Life as an Unhealthy Type 4: Am I “Depressed”?

I generally try to stay away from the word “depressed.” It’s a legitimate word with a complicating psychological meaning that, quite honestly, I don’t fully understand. Have I ever been truly clinically depressed? I don’t know; I don’t think so. But that’s not to say middle school and high school was a cheery cakewalk. It wasn’t.

Those difficult, often torturous teenage years brought me as close to Levels 7 and 8 as I’ve ever been. I wrote a lot about those struggle-lined times in Struggle Central: of acne and insults and isolation abounding. Of hidden harrowing shame over my attacked awkward ugly self.

I certainly blamed others for my emotional ruin. Blamed the bullies who blasted me — most of whom were other men. When it came to all the other guys, however, the ones who either ignored me or could’ve cared less about any sort of deep meaningful friendship, I turned the blame inward.

I must be the messed up one, then. Of course he’s ignoring me; of course he doesn’t care. Why would he want to be my friend? Why would anyone? Friends with this emotional disaster?

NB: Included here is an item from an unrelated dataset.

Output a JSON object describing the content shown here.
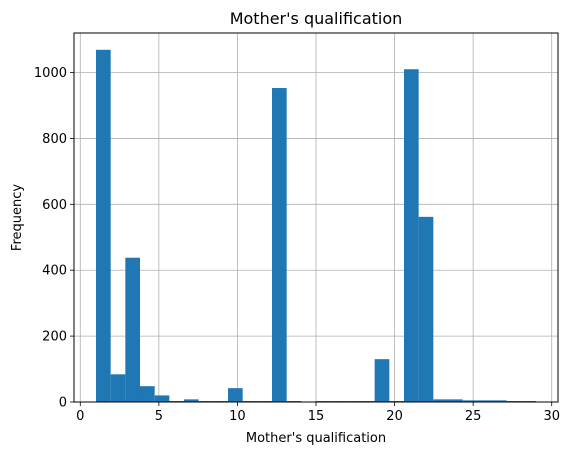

I can connect much of my adolescence with those descriptive snippets from Level 7: of being ashamed of myself. Fatigued. Emotionally paralyzed.

Life as an Unhealthy Type 4: Shame Is Not My Identity

Nearly a decade now removed from high school, I still dabble in Level 7 from time to time. I’m practically a professional at the blame/shame game. While I rarely blame others anymore, I do still wonder why this person or that group — usually other men — would ever want to befriend the complete and utter mess of me.

Even after all these years, it’s hard to let go of my shame. Because Type 4s tend to tie shame to our very identities, to discard shame, then, would be to destroy something intrinsic and significant. It’s who we are.

But is it? Is it really? Desperately holding onto my shame seems as sad and inane as the story of this sickly dog and its bone:

There is a Sufi story … about an old dog that had been badly abused and was near starvation. One day, the dog found a bone, carried it to a safe spot, and started gnawing away. The dog was so hungry that it chewed on the bone for a long time and got every last bit of nourishment that it could out of it. After some time, a kind old man noticed the dog and its pathetic scrap and began quietly setting food out for it. But the poor hound was so attached to its bone that it refused to let go of it and soon starved to death.

 

Fours are in the same predicament. As long as they believe that there is something fundamentally wrong with them, they cannot allow themselves to experience or enjoy their many good qualities. To acknowledge their good qualities would be to lose their sense of identity (as a suffering victim) and to be without a relatively consistent personal identity (their Basic Fear). Fours grow by learning to see that much of their story is not true—or at least it is not true any more. The old feelings begin to fall away once they stop telling themselves their old tale: it is irrelevant to who they are right now.

 

Unhealthy Tom doesn’t trust people.

Unhealthy Tom is afraid of people.

Unhealthy Tom prefers solitary shame to communal love.

Unhealthy Tom is scary. But understanding more about my unhealthy Type 4 tendencies has been an enlightening and empowering process. Moving forward, I need to let go of the bone of blame and shame. Need to recognize the past for what it is: something that is behind me. Not still with me. To shed my shame and reject any further identification with it.

May I take all those awful teenage experiences and sculpt a new existence into my twenties and beyond. One free of blame toward others and, more vitally, myself.

What’s your Enneagram Type? Describe your life as an unhealthy Type 4 or whatever other unhealthy type. What does being “unhealthy” look like for you, and how can you climb upward?